En tant que dirigeant d’une petite structure, l’employeur aurait d’abord à financer au moins la moitié de cotisation de la mutuelle collective. Il peut proposer même payer la totalité de la cotisation s’il est le souhaite . En général, le dirigeant peut souscrire à une mutuelle qu’il a trouvée dans un comparateur de mutuelles en ligne, ou via son propre courtier d’assurance ou même auprès de sa banque. Avec la libéralisation du marché, les organismes présentant des prestations de couverture santé abondent mais la différence réside dans leurs coûts et leurs offres. Tout dépend en fait de la couverture, de l’âge moyen des salariés et de la négociation de l’employeur. On parle de critères d’âge car plus l’âge moyen des salariés est élevé, plus le coût du contrat augmente aussi. Ce qui signifie que les très petites entreprises composées de jeunes paient moins que celles composées de salariés plus âgés. Le tarif le moyen revient de 24 euros à 30 euros par mois. La mutuelle d’entreprise la moins chère serait à 20 euros a peu prés . Cette somme est à partager entre l’employeur et l’employé. Pour savoir le coût mensuel à payer pour le dirigeant, il faut diviser le montant par deux, pour une contribution patronale à moitié, et multiplier ensuite par le nombre des effectifs dans l’entreprise. Notons que pour un contrat englobant des garanties plus vastes, le tarif peut arriver jusqu’à 150 euros. Il s’agit là d’une couverture d’un chef de famille ayant plusieurs enfants à charge et de l’ayant droit à couvrir. Toutefois, Il faut savoir que la tarification de tous les contrats mutuelles ne dépend pas tous de l’âge des salariés. On en voit des assurances qui proposent un contrat collectif avec un tarif unique pour une entreprise de moins de 10 ou de 20 salariés.

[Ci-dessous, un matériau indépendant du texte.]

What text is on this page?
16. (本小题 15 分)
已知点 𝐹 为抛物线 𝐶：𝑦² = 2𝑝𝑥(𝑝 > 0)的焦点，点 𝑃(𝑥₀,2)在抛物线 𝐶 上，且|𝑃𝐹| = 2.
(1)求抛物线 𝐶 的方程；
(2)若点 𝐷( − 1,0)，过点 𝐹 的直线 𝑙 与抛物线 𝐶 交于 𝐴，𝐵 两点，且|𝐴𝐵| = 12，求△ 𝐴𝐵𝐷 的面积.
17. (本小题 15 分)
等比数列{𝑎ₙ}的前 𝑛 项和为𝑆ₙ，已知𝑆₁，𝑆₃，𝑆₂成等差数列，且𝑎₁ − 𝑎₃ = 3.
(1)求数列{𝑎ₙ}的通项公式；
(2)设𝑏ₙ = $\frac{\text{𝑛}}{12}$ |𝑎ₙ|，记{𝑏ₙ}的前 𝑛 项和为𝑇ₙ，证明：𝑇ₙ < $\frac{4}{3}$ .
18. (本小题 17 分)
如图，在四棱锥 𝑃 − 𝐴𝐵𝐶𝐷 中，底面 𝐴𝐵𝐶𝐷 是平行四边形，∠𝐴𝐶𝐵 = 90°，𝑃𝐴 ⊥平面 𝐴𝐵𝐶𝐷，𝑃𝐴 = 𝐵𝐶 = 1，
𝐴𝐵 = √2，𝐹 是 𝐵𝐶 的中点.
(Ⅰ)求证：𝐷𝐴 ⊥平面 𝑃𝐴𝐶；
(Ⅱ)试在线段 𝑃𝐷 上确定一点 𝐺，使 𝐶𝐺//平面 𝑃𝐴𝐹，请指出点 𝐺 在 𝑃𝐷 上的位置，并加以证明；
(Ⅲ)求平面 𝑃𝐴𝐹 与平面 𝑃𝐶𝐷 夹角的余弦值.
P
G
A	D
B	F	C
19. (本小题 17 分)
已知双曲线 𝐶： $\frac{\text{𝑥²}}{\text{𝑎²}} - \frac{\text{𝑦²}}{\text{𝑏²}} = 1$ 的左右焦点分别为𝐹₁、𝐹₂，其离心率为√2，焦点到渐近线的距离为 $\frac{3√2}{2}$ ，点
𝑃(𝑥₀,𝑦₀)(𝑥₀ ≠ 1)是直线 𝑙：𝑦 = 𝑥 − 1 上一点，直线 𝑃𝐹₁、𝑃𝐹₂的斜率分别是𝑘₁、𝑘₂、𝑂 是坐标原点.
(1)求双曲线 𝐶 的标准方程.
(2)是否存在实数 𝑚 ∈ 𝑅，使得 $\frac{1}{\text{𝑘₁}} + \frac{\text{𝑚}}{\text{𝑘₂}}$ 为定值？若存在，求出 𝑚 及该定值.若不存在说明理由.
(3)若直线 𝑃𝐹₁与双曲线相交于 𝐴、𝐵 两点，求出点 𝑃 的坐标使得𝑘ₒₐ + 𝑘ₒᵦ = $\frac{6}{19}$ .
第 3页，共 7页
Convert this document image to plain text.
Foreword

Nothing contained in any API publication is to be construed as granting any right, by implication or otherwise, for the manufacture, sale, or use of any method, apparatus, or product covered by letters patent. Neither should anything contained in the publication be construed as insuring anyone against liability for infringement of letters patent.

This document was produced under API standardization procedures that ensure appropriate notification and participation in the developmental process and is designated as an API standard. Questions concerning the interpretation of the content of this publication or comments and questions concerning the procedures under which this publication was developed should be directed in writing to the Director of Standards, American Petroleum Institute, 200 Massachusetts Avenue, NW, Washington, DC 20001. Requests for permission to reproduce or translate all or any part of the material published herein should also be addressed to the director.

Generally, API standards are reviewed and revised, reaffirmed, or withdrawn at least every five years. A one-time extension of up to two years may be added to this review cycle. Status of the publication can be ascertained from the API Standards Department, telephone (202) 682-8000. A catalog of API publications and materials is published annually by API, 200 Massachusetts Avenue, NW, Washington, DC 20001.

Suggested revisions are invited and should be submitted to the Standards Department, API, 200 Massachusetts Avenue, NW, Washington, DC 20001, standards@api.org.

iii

Vu les garanties minimales imposées par la loi ANI, il est évident que le chef d’entreprise aurait à opter pour une complémentaire santé qui couvre l’ensemble de ces garanties. Après avoir consulté ses collaborateurs ou suite à une décision unilatérale, il aurait à choisir la mutuelle éligible aux exonérations sociales. Notons que la couverture de l’ayant droit n’est pas obligatoire dans le contenu de ce contrat. L’employeur n’est pas aussi tenu d’obtenir l’aval de ses salariés dans le choix de la mutuelle, cependant la concertation avec eux lui permet d’établir un bon climat relationnel. Il peut retrouver ce label de « contrat responsable » en faisant la mise en concurrence sur les mutuelles en ligne. Il existe aussi des entités commerciales comme les sociétés d’assurances ou les institutions de prévoyance qui proposent ce type de prestations. Les points importants à retenir sont :

  • Le taux de remboursement. Celui-ci doit compléter le ticket modérateur.

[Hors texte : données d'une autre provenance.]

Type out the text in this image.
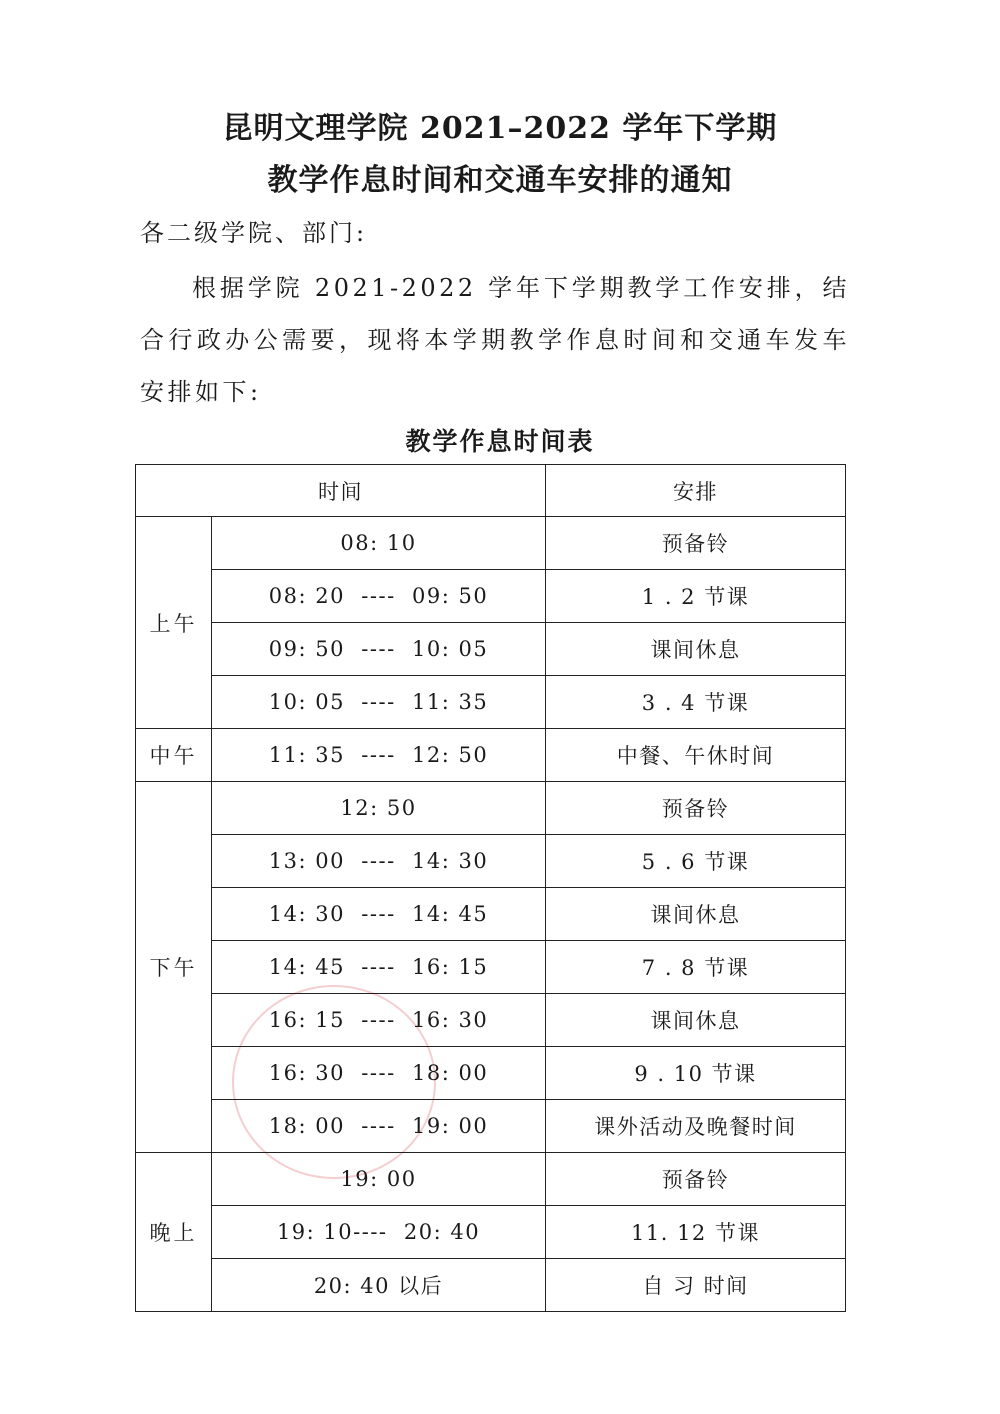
昆明文理学院 2021–2022 学年下学期
教学作息时间和交通车安排的通知
各二级学院、部门:
根据学院 2021-2022 学年下学期教学工作安排，结合行政办公需要，现将本学期教学作息时间和交通车发车安排如下:
教学作息时间表
时间		安排
上午	08: 10	预备铃
	08: 20  ----  09: 50	1 . 2 节课
	09: 50  ----  10: 05	课间休息
	10: 05  ----  11: 35	3 . 4 节课
中午	11: 35  ----  12: 50	中餐、午休时间
下午	12: 50	预备铃
	13: 00  ----  14: 30	5 . 6 节课
	14: 30  ----  14: 45	课间休息
	14: 45  ----  16: 15	7 . 8 节课
	16: 15  ----  16: 30	课间休息
	16: 30  ----  18: 00	9 . 10 节课
	18: 00  ----  19: 00	课外活动及晚餐时间
晚上	19: 00	预备铃
	19: 10----  20: 40	11. 12 节课
	20: 40 以后	自 习 时间
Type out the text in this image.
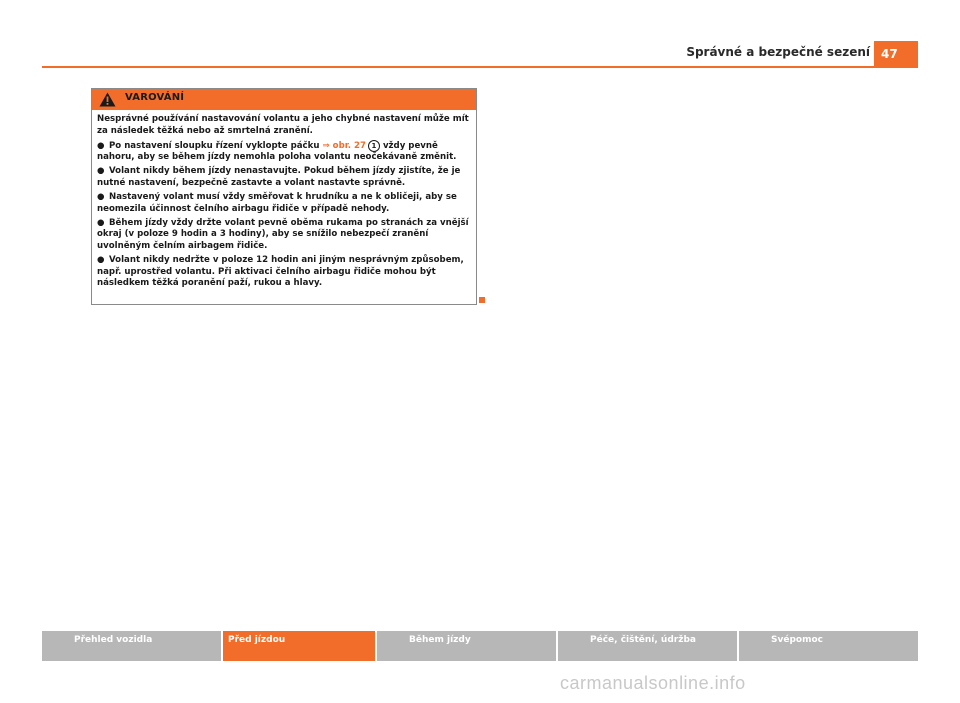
Správné a bezpečné sezení 47
VAROVÁNÍ

Nesprávné používání nastavování volantu a jeho chybné nastavení může mít za následek těžká nebo až smrtelná zranění.

● Po nastavení sloupku řízení vyklopte páčku ⇒ obr. 27 1 vždy pevně nahoru, aby se během jízdy nemohla poloha volantu neočekávaně změnit.

● Volant nikdy během jízdy nenastavujte. Pokud během jízdy zjistíte, že je nutné nastavení, bezpečně zastavte a volant nastavte správně.

● Nastavený volant musí vždy směřovat k hrudníku a ne k obličeji, aby se neomezila účinnost čelního airbagu řidiče v případě nehody.

● Během jízdy vždy držte volant pevně oběma rukama po stranách za vnější okraj (v poloze 9 hodin a 3 hodiny), aby se snížilo nebezpečí zranění uvolněným čelním airbagem řidiče.

● Volant nikdy nedržte v poloze 12 hodin ani jiným nesprávným způsobem, např. uprostřed volantu. Při aktivaci čelního airbagu řidiče mohou být následkem těžká poranění paží, rukou a hlavy.

Přehled vozidla	Před jízdou	Během jízdy	Péče, čištění, údržba	Svépomoc
carmanualsonline.info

  • Les maladies prises en charge et celles exclues.
  • La prise en charge du forfait hospitalier de 18 euros, et les franchises de remboursement sur les actes paramédicaux, le transport sanitaire.
  • La prise en charge ou non de 1 euro forfaitaire.

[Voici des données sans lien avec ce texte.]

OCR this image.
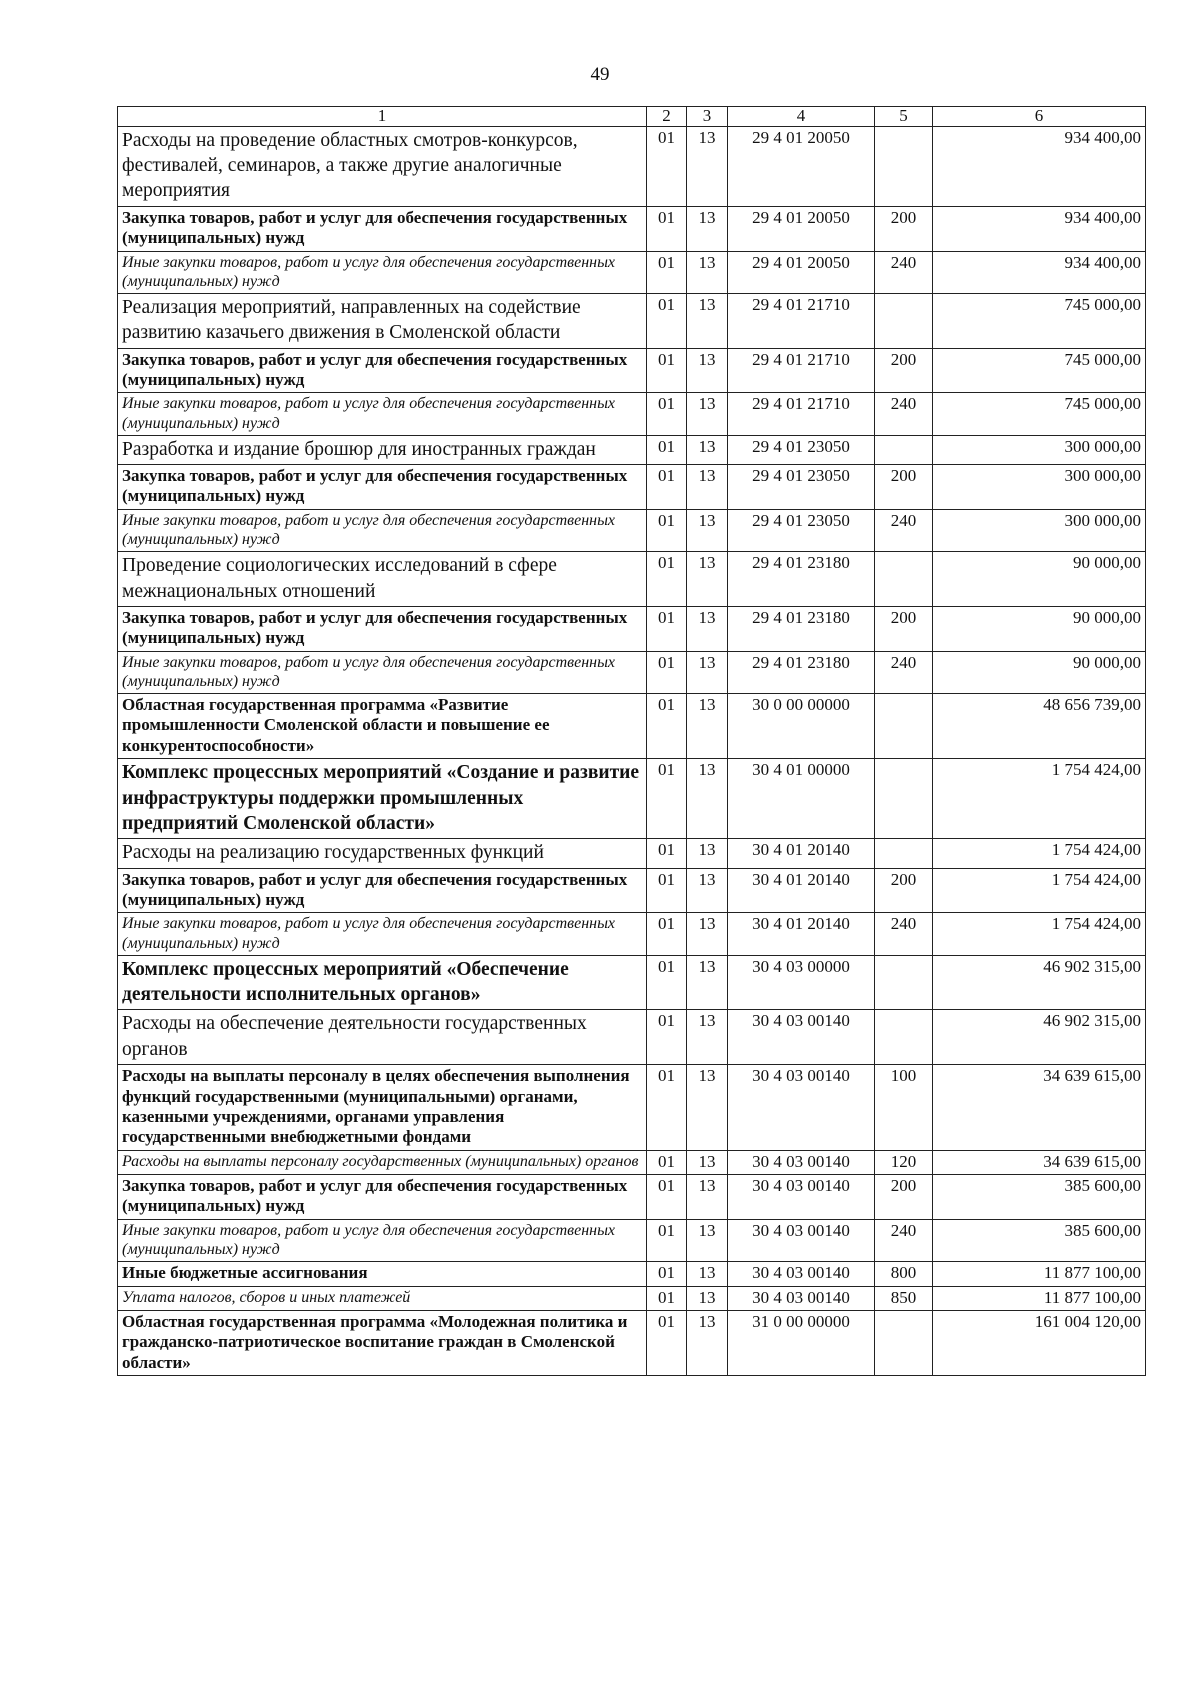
49
1	2	3	4	5	6
Расходы на проведение областных смотров-конкурсов, фестивалей, семинаров, а также другие аналогичные мероприятия	01	13	29 4 01 20050		934 400,00
Закупка товаров, работ и услуг для обеспечения государственных (муниципальных) нужд	01	13	29 4 01 20050	200	934 400,00
Иные закупки товаров, работ и услуг для обеспечения государственных (муниципальных) нужд	01	13	29 4 01 20050	240	934 400,00
Реализация мероприятий, направленных на содействие развитию казачьего движения в Смоленской области	01	13	29 4 01 21710		745 000,00
Закупка товаров, работ и услуг для обеспечения государственных (муниципальных) нужд	01	13	29 4 01 21710	200	745 000,00
Иные закупки товаров, работ и услуг для обеспечения государственных (муниципальных) нужд	01	13	29 4 01 21710	240	745 000,00
Разработка и издание брошюр для иностранных граждан	01	13	29 4 01 23050		300 000,00
Закупка товаров, работ и услуг для обеспечения государственных (муниципальных) нужд	01	13	29 4 01 23050	200	300 000,00
Иные закупки товаров, работ и услуг для обеспечения государственных (муниципальных) нужд	01	13	29 4 01 23050	240	300 000,00
Проведение социологических исследований в сфере межнациональных отношений	01	13	29 4 01 23180		90 000,00
Закупка товаров, работ и услуг для обеспечения государственных (муниципальных) нужд	01	13	29 4 01 23180	200	90 000,00
Иные закупки товаров, работ и услуг для обеспечения государственных (муниципальных) нужд	01	13	29 4 01 23180	240	90 000,00
Областная государственная программа «Развитие промышленности Смоленской области и повышение ее конкурентоспособности»	01	13	30 0 00 00000		48 656 739,00
Комплекс процессных мероприятий «Создание и развитие инфраструктуры поддержки промышленных предприятий Смоленской области»	01	13	30 4 01 00000		1 754 424,00
Расходы на реализацию государственных функций	01	13	30 4 01 20140		1 754 424,00
Закупка товаров, работ и услуг для обеспечения государственных (муниципальных) нужд	01	13	30 4 01 20140	200	1 754 424,00
Иные закупки товаров, работ и услуг для обеспечения государственных (муниципальных) нужд	01	13	30 4 01 20140	240	1 754 424,00
Комплекс процессных мероприятий «Обеспечение деятельности исполнительных органов»	01	13	30 4 03 00000		46 902 315,00
Расходы на обеспечение деятельности государственных органов	01	13	30 4 03 00140		46 902 315,00
Расходы на выплаты персоналу в целях обеспечения выполнения функций государственными (муниципальными) органами, казенными учреждениями, органами управления государственными внебюджетными фондами	01	13	30 4 03 00140	100	34 639 615,00
Расходы на выплаты персоналу государственных (муниципальных) органов	01	13	30 4 03 00140	120	34 639 615,00
Закупка товаров, работ и услуг для обеспечения государственных (муниципальных) нужд	01	13	30 4 03 00140	200	385 600,00
Иные закупки товаров, работ и услуг для обеспечения государственных (муниципальных) нужд	01	13	30 4 03 00140	240	385 600,00
Иные бюджетные ассигнования	01	13	30 4 03 00140	800	11 877 100,00
Уплата налогов, сборов и иных платежей	01	13	30 4 03 00140	850	11 877 100,00
Областная государственная программа «Молодежная политика и гражданско-патриотическое воспитание граждан в Смоленской области»	01	13	31 0 00 00000		161 004 120,00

  • Les délais de carence (un détail important car le remboursement de traitement de maladies n’est pas pris en charge avant la fin de ce délai)
  • Le délai de remboursement ou les avantages de paiement (tiers payant…)
  • Les limites de la prise en charge : certaines complémentaires santés mettent une limite sur le nombre de jours d’hospitalisation ou le nombre de consultations que l’adhérent peut faire.

Le moyen le plus efficace de dénicher la meilleure offre serait de remplir ses coordonnées, et recevoir ensuite une large sélection de contrats répondant à ses besoins.

Si l’employé est embauché dans un établissement proposant la mutuelle entreprise il est obligé d’y souscrire même si les offres ne lui conviennent pas. Le cas de dispense d’affiliation concerne seulement les salariés à temps partiel dont la cotisation est supérieure ou égale à 10% de la rémunération brute, les bénéficiaires de l’ACS ou de la CMU-C, les employés qui disposent d’une mutuelle individuelle avant l’instauration de la mutuelle collective, les salariés couverts en tant qu’ayant droit dans la mutuelle obligatoire collective de leur conjoint, et enfin les employés qui travaillent dans plusieurs entreprises. Dans ce dernier cas, il doit justifier qu’il est déjà couvert par l’une de ces entreprises.